> So we ran it head-to-head against Claude Opus 4.8: same one-shot prompt, build a 3D platformer in raw WebGL from scratch
Running a single one-shot prompt is not a benchmark, not is it representative of any sort of real-world usage.
Most agent usage is collaborative so you need to test things like reliability (when I delegate a task, does it complete it without making up test results for e.g.) and steerability (does it obey my instructions or does it just do what it thinks is best).
Hi, I am the author, I completely agree! I set out to run a vibe test on this one, not a benchmark, the real benchmarks are listed. My test shows what the models can do when both tasked with a long-running, technically difficult, one-shot task.
I think your test you describe (collaborative, task delegation, task completion, TTD, steerability) is a great format for a future test that I will definitely try out.
Tbf, most of the "real benchmarks" have issues that are just as bad. Assessing LLM performance is just hard
And personal too. Different engineers are using them for different use cases.
The important point is that your benchmark is pretty much irrelevant for the actual usage. Thus whatever conclusion you draw is not just irrelevant but misleading.
Thanks, I didn't mean to be brusque, but I have seen a lot of these vibe tests lately that come to grand conclusions like "X model is better than Y" from the result of a single prompt.
Appreciate you sharing the results of your tests though!

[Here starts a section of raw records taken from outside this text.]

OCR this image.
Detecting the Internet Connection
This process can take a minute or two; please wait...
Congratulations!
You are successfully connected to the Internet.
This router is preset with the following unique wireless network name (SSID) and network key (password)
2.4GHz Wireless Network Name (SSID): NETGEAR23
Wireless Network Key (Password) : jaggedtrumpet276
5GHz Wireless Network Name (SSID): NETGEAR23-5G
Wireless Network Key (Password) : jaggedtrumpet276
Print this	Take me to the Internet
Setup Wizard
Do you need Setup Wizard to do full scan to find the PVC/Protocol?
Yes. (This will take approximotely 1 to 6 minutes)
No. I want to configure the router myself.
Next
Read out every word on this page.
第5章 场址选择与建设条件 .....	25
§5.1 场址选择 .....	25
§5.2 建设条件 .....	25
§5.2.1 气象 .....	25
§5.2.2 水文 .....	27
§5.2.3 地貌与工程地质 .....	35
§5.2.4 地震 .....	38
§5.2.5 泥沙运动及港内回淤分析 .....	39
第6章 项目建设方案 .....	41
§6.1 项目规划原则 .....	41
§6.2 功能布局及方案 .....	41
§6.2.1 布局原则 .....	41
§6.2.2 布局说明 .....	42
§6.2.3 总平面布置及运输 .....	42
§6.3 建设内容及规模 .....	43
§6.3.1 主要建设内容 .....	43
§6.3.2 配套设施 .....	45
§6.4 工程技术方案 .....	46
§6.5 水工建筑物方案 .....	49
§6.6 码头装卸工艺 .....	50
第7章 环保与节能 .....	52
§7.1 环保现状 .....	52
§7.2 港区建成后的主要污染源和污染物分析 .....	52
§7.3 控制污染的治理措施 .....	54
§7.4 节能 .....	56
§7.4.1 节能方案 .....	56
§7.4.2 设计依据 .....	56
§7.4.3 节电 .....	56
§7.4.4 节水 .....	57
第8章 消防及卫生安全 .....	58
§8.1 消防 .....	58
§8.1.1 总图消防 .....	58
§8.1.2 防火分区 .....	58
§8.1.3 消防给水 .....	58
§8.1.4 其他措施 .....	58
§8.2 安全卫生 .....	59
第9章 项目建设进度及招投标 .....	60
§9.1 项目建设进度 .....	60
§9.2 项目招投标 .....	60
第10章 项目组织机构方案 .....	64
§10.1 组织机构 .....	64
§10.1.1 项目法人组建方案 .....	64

I appreciate the feedback!
On the other hand, I did just leave my pi agent running GPT 5.5 overnight on a clearly defined, long running task. It's been running about 10 hours now and it's mostly done. So this kind of use case is also valid.
Thinking about it, I would say that the majority of agentic work I do, by a long shot, is subagents which are launched from the main session, using a prompt of its choosing. Those could be considered short versions of these fully autonomous tasks.
Care to share more about your pi setup? I've recently started using it (after long-time Claude Code work) and was wondering how you'd achieve these long-running tasks. Do you allow it to spawn sub-agents? Thank you!
My pi usage over the past ~5 months went roughly like this:
* Install pi and a bunch of extensions from their package repo
* Realize that all the packages (with a few exceptions) are massively overcomplicated and vibe coded
* Ask pi to rebuild a very simple version of the packages I used. So e.g. subagents - all the default subagent extensions are massively complicated with named agents, recursion, communication. I made one that stripped all that out.
* Then whenever I hit an annoyance, spin up a parallel session and fix it.
It's less work than it appears because I have ~5 extensions: hooks, subagents, background processes, a custom footer, a loop command... Maybe that's it. Within a couple of days you can have a setup pretty close to Claude Code but with a fraction of the base context use. After gradual improvements over a few weeks/months you'll have a system far better, tuned to your exact preference.
Of course, just like Linux or any other highly tunable system equally important is having the restraint to not spend all your time tuning it. I've definitely had a couple of days where I was bored with my real work and did that, but whatever, it beats browsing reddit.
As for getting long running tasks, I set a looping message every ~20m and tell the agent to strictly track progress in a session doc, then reread and continue after each compaction.
I'd like to study your setup. Would you be willing to share? Perhaps a github repo of your 5 extensions or even a pastebin if you would be so inclined. I would be grateful to learn more about this by studying from your success...
What type of task are you running for ten hours? Is this a programming task?
I've not come across a programming task that would take an LLM ten hours.
I'm not the person you asked, but if they're running in their own local hardware, then it might just be a lot slower than what the big providers run their models on. System RAM is a lot cheaper than VRAM, especially if you bought it last year.
Yes, part of the reason I chose the one-shot test was really to test long-running tasks. A lot of people seem to be experimenting with this format, for example in the now trending loop-writing workflows. And really I am interested in diving into the murky waters of these novel workflows.
One shot prompt means you give the model and input, you get an output done. This was not a one shot prompt, but an agentic task as shown by the tool calls.
sure that's why we look at a mix of formal benchmarks, one longer analysis of a side-by-side, and various other people who we trust to form an opinion, all covered in the article - not intended to be a formal benchmark, there are enough of those.
Then maybe you should add that caveat emptor to the article?
You make a very strong claim at the end that the hype is mostly real, and making it clear to what extent your claim holds should help the reader.
Totally agree, a single one-shot prompt can't prove anything.